When: Oct 01 2024 @ 10:30 AM
Where: Hackerman B-17
Categories:
Department of Computer Science Distinguished Lecture Series.

Refreshments are available starting at 10:30 a.m. The seminar will begin at 10:45 a.m.

Abstract

The use of AI in improving medical decision-making is one of the most promising avenues for impact. However, turning these ideas into commonly used tools has been significantly harder and slower than predicted. Suchi Saria’s research has focused on closing fundamental technical gaps related to the development and robust translation of AI-based medical tools from messy, multimodal observational datasets. Her industry experience has given her a firsthand view into hurdles that must be tackled for scaling these solutions in the real world. In 2022, her team published three manuscripts featured on the cover of Nature Medicine that shared results from one of the largest real-world evaluations of a medical AI tool to date; these studies were also the first to show the impact of AI on saving lives. Based on these results, her team achieved FDA Breakthrough status. This talk will give an overview on what it takes to go from an idea to a bedside tool. Along the way, Saria will give pointers on new technical ideas and open research problems in AI safety, human-machine teaming, and modeling multimodal temporal data.

Speaker Biography

Suchi Saria holds a John C. Malone endowed chair and is the director of the AI and Health Lab at the Johns Hopkins University, where she is jointly appointed as faculty in the Departments of Computer Science and Health and Policy Management. She is also the founder of Bayesian Health, a clinical AI platform company spun out of Hopkins that augments care teams by bringing together state-of-the-art AI/ML technology combined with responsible AI best practices to dramatically improve quality while saving clinicians’ time. Dr.

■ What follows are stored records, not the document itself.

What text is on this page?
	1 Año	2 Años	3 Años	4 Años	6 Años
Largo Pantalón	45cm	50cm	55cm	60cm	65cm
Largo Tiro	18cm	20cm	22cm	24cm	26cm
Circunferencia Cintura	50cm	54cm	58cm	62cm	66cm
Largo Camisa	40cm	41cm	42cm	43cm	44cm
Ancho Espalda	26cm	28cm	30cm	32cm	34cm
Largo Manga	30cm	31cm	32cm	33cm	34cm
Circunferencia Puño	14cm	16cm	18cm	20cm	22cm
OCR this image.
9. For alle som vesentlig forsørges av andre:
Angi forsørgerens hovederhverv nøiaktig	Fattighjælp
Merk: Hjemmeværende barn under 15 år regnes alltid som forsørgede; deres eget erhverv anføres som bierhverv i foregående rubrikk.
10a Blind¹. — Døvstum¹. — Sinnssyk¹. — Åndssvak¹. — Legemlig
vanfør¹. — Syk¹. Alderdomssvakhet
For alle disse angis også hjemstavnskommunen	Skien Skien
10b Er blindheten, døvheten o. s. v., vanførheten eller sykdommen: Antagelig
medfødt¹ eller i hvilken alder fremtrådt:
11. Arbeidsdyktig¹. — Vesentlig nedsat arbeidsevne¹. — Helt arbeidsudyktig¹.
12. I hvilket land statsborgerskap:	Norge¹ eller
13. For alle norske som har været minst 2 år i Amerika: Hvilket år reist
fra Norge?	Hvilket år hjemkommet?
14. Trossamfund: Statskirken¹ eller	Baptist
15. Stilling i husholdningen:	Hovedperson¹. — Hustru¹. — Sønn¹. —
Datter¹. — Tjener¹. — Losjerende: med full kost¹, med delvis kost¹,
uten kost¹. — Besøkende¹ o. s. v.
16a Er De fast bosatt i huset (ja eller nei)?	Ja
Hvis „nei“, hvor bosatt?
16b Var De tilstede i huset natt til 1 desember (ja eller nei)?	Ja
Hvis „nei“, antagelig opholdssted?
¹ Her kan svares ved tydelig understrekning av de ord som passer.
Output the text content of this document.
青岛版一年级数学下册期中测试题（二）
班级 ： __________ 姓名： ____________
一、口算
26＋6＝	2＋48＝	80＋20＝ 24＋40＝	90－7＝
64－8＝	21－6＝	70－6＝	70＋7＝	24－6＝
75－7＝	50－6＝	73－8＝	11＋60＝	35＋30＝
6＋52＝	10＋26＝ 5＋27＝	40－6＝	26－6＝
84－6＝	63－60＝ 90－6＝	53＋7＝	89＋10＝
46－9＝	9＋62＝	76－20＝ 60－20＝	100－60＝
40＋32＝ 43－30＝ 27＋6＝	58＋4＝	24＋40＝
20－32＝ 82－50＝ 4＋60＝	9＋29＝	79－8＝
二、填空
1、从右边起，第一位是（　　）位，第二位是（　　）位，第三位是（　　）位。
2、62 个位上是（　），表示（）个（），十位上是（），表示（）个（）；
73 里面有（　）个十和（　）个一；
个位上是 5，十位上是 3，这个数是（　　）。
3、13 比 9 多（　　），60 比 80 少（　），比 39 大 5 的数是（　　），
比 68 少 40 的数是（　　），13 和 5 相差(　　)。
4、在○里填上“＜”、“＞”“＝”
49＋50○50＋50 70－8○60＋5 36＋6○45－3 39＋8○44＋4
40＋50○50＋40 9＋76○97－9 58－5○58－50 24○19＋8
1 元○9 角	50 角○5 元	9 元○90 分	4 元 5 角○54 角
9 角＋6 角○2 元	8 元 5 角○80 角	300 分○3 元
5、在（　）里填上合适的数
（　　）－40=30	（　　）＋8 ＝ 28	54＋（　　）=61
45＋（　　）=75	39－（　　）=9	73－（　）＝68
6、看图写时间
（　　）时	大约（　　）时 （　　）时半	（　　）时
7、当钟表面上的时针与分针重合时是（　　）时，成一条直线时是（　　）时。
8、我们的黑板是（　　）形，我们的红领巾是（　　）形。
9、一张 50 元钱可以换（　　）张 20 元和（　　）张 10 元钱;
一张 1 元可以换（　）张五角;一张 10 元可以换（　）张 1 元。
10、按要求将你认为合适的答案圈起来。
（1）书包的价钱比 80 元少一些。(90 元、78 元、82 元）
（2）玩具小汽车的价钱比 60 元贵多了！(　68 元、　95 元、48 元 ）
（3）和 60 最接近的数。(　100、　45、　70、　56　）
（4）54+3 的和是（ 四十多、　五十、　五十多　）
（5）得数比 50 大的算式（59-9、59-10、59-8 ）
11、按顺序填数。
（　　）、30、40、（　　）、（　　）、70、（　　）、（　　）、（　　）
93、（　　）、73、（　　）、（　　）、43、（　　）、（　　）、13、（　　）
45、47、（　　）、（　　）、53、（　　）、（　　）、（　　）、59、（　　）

Saria’s work in AI over the last two decades has led to foundational advances in the technology, best practices around translation, and policy. She has written several seminal papers in AI/ML around issues of learning robust models, detecting drifts, and monitoring and learning from messy real-world datasets. Her applied research has built on these technical advances to develop novel next-generation diagnostic and treatment planning tools that use AI/ML to individualize care. Her work has been funded by leading organizations including the NSF, DARPA, the FDA, the National Institutes of Health, and the CDC, and she regularly serves as a scientific advisor to leading Fortune 500 companies.

Saria completed her PhD in AI at Stanford University. In 2024, she received an honorary doctorate from Mount Holyoke College. Saria is a Sloan Research Fellow; has been named to IEEE Intelligent Systems’ “AI’s 10 to Watch,” to Modern Healthcare’s Top 25 Innovators, and a World Economic Forum’s Technology Pioneer; and her work was recognized as one of TIME’s Best Inventions of 2023. Saria is on the board of the Coalition of Health AI, the editorial board of the Journal of Machine Learning Research, and serves on the steering committee of the National Academy of Medicine’s Health Care Artificial Intelligence Code of Conduct.